Grâce à ces lettres ouvertes scrupuleusement choisies, Charlotte DELBO ne fait
pas œuvre de mémoire puisque le recueil paraît alors que la guerre fait encore
rage, mais prend position de manière très politique et avec une certaine
adresse. Ce recueil est indispensable, peut-être pas pour répondre à certaines
questions que l’on continue de se poser sur ce conflit, mais en tout cas pour
bien comprendre le contexte politique à l’aube des années 60, et ne jamais
oublier que la France a là écrit l’une des pages les plus noires de son
histoire.
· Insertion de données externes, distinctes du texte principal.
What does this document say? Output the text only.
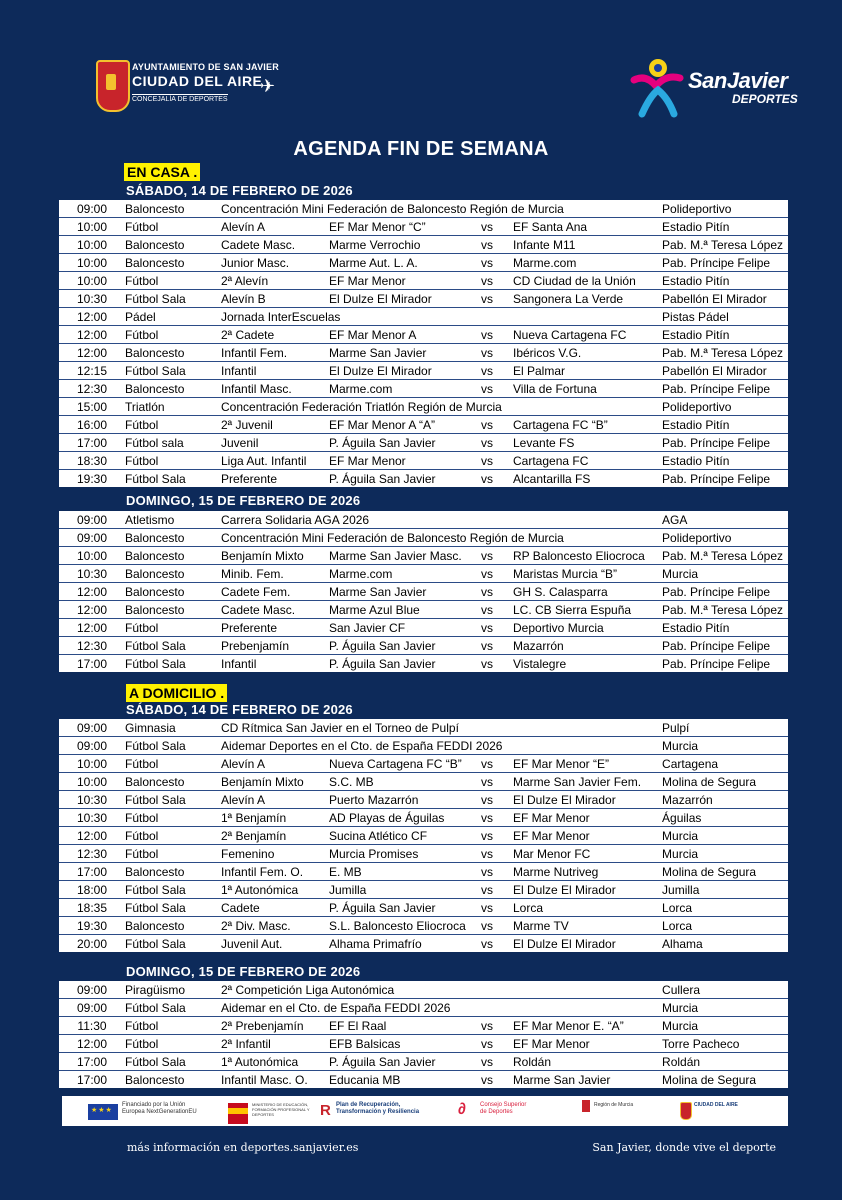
AYUNTAMIENTO DE SAN JAVIER
CIUDAD DEL AIRE
CONCEJALÍA DE DEPORTES
✈	SanJavier
DEPORTES
AGENDA FIN DE SEMANA
EN CASA .
SÁBADO, 14 DE FEBRERO DE 2026
09:00	Baloncesto	Concentración Mini Federación de Baloncesto Región de Murcia				Polideportivo
10:00	Fútbol	Alevín A	EF Mar Menor “C”	vs	EF Santa Ana	Estadio Pitín
10:00	Baloncesto	Cadete Masc.	Marme Verrochio	vs	Infante M11	Pab. M.ª Teresa López
10:00	Baloncesto	Junior Masc.	Marme Aut. L. A.	vs	Marme.com	Pab. Príncipe Felipe
10:00	Fútbol	2ª Alevín	EF Mar Menor	vs	CD Ciudad de la Unión	Estadio Pitín
10:30	Fútbol Sala	Alevín B	El Dulze El Mirador	vs	Sangonera La Verde	Pabellón El Mirador
12:00	Pádel	Jornada InterEscuelas				Pistas Pádel
12:00	Fútbol	2ª Cadete	EF Mar Menor A	vs	Nueva Cartagena FC	Estadio Pitín
12:00	Baloncesto	Infantil Fem.	Marme San Javier	vs	Ibéricos V.G.	Pab. M.ª Teresa López
12:15	Fútbol Sala	Infantil	El Dulze El Mirador	vs	El Palmar	Pabellón El Mirador
12:30	Baloncesto	Infantil Masc.	Marme.com	vs	Villa de Fortuna	Pab. Príncipe Felipe
15:00	Triatlón	Concentración Federación Triatlón Región de Murcia				Polideportivo
16:00	Fútbol	2ª Juvenil	EF Mar Menor A “A”	vs	Cartagena FC “B”	Estadio Pitín
17:00	Fútbol sala	Juvenil	P. Águila San Javier	vs	Levante FS	Pab. Príncipe Felipe
18:30	Fútbol	Liga Aut. Infantil	EF Mar Menor	vs	Cartagena FC	Estadio Pitín
19:30	Fútbol Sala	Preferente	P. Águila San Javier	vs	Alcantarilla FS	Pab. Príncipe Felipe
DOMINGO, 15 DE FEBRERO DE 2026
09:00	Atletismo	Carrera Solidaria AGA 2026				AGA
09:00	Baloncesto	Concentración Mini Federación de Baloncesto Región de Murcia				Polideportivo
10:00	Baloncesto	Benjamín Mixto	Marme San Javier Masc.	vs	RP Baloncesto Eliocroca	Pab. M.ª Teresa López
10:30	Baloncesto	Minib. Fem.	Marme.com	vs	Maristas Murcia “B”	Murcia
12:00	Baloncesto	Cadete Fem.	Marme San Javier	vs	GH S. Calasparra	Pab. Príncipe Felipe
12:00	Baloncesto	Cadete Masc.	Marme Azul Blue	vs	LC. CB Sierra Espuña	Pab. M.ª Teresa López
12:00	Fútbol	Preferente	San Javier CF	vs	Deportivo Murcia	Estadio Pitín
12:30	Fútbol Sala	Prebenjamín	P. Águila San Javier	vs	Mazarrón	Pab. Príncipe Felipe
17:00	Fútbol Sala	Infantil	P. Águila San Javier	vs	Vistalegre	Pab. Príncipe Felipe
A DOMICILIO .
SÁBADO, 14 DE FEBRERO DE 2026
09:00	Gimnasia	CD Rítmica San Javier en el Torneo de Pulpí				Pulpí
09:00	Fútbol Sala	Aidemar Deportes en el Cto. de España FEDDI 2026				Murcia
10:00	Fútbol	Alevín A	Nueva Cartagena FC “B”	vs	EF Mar Menor “E”	Cartagena
10:00	Baloncesto	Benjamín Mixto	S.C. MB	vs	Marme San Javier Fem.	Molina de Segura
10:30	Fútbol Sala	Alevín A	Puerto Mazarrón	vs	El Dulze El Mirador	Mazarrón
10:30	Fútbol	1ª Benjamín	AD Playas de Águilas	vs	EF Mar Menor	Águilas
12:00	Fútbol	2ª Benjamín	Sucina Atlético CF	vs	EF Mar Menor	Murcia
12:30	Fútbol	Femenino	Murcia Promises	vs	Mar Menor FC	Murcia
17:00	Baloncesto	Infantil Fem. O.	E. MB	vs	Marme Nutriveg	Molina de Segura
18:00	Fútbol Sala	1ª Autonómica	Jumilla	vs	El Dulze El Mirador	Jumilla
18:35	Fútbol Sala	Cadete	P. Águila San Javier	vs	Lorca	Lorca
19:30	Baloncesto	2ª Div. Masc.	S.L. Baloncesto Eliocroca	vs	Marme TV	Lorca
20:00	Fútbol Sala	Juvenil Aut.	Alhama Primafrío	vs	El Dulze El Mirador	Alhama
DOMINGO, 15 DE FEBRERO DE 2026
09:00	Piragüismo	2ª Competición Liga Autonómica				Cullera
09:00	Fútbol Sala	Aidemar en el Cto. de España FEDDI 2026				Murcia
11:30	Fútbol	2ª Prebenjamín	EF El Raal	vs	EF Mar Menor E. “A”	Murcia
12:00	Fútbol	2ª Infantil	EFB Balsicas	vs	EF Mar Menor	Torre Pacheco
17:00	Fútbol Sala	1ª Autonómica	P. Águila San Javier	vs	Roldán	Roldán
17:00	Baloncesto	Infantil Masc. O.	Educania MB	vs	Marme San Javier	Molina de Segura
★★★
Financiado por la Unión Europea NextGenerationEU
MINISTERIO DE EDUCACIÓN, FORMACIÓN PROFESIONAL Y DEPORTES	R Plan de Recuperación, Transformación y Resiliencia	∂ Consejo Superior de Deportes
Región de Murcia	CIUDAD DEL AIRE
más información en deportes.sanjavier.es	San Javier, donde vive el deporte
Réédité en 2012, toujours dans la prestigieuse collection Documents
des éditions de Minuit (alors encore indépendantes, avant l’arrivée de
Gallimard, engloutissant l’éditeur précisément le 1er janvier 2022,
mais ceci est une autre – et sombre à sa manière - histoire), ce livre est un
incendie à ciel ouvert.
Cette
chronique clôt définitivement un cycle Charlotte DELBO entamé dès fin 2017 sur
le blog, qui se proposait de présenter l’œuvre complète de cette immense dame. Pour
diverses raisons, je m’étais fait un devoir de mener ce cycle jusqu’au bout. Avec
cet ultime volet, nous voici arrivés au terme de ce passionnant voyage de plus
de quatre années, qui m’a personnellement permis de voir désormais en Charlotte
DELBO l’une des plumes majeures du XXe siècle, et permettre à sa voix d’être
relayée par-delà la mort. Ce cycle fut peut-être l’une des plus belles
aventures du blog à ce jour mais, heureusement, de nouvelles sont en cours et
promettent d’être passionnantes, comme cette expérience unique et inouïe en
compagnie de Charlotte DELBO que je ne suis pas prêt d’oublier.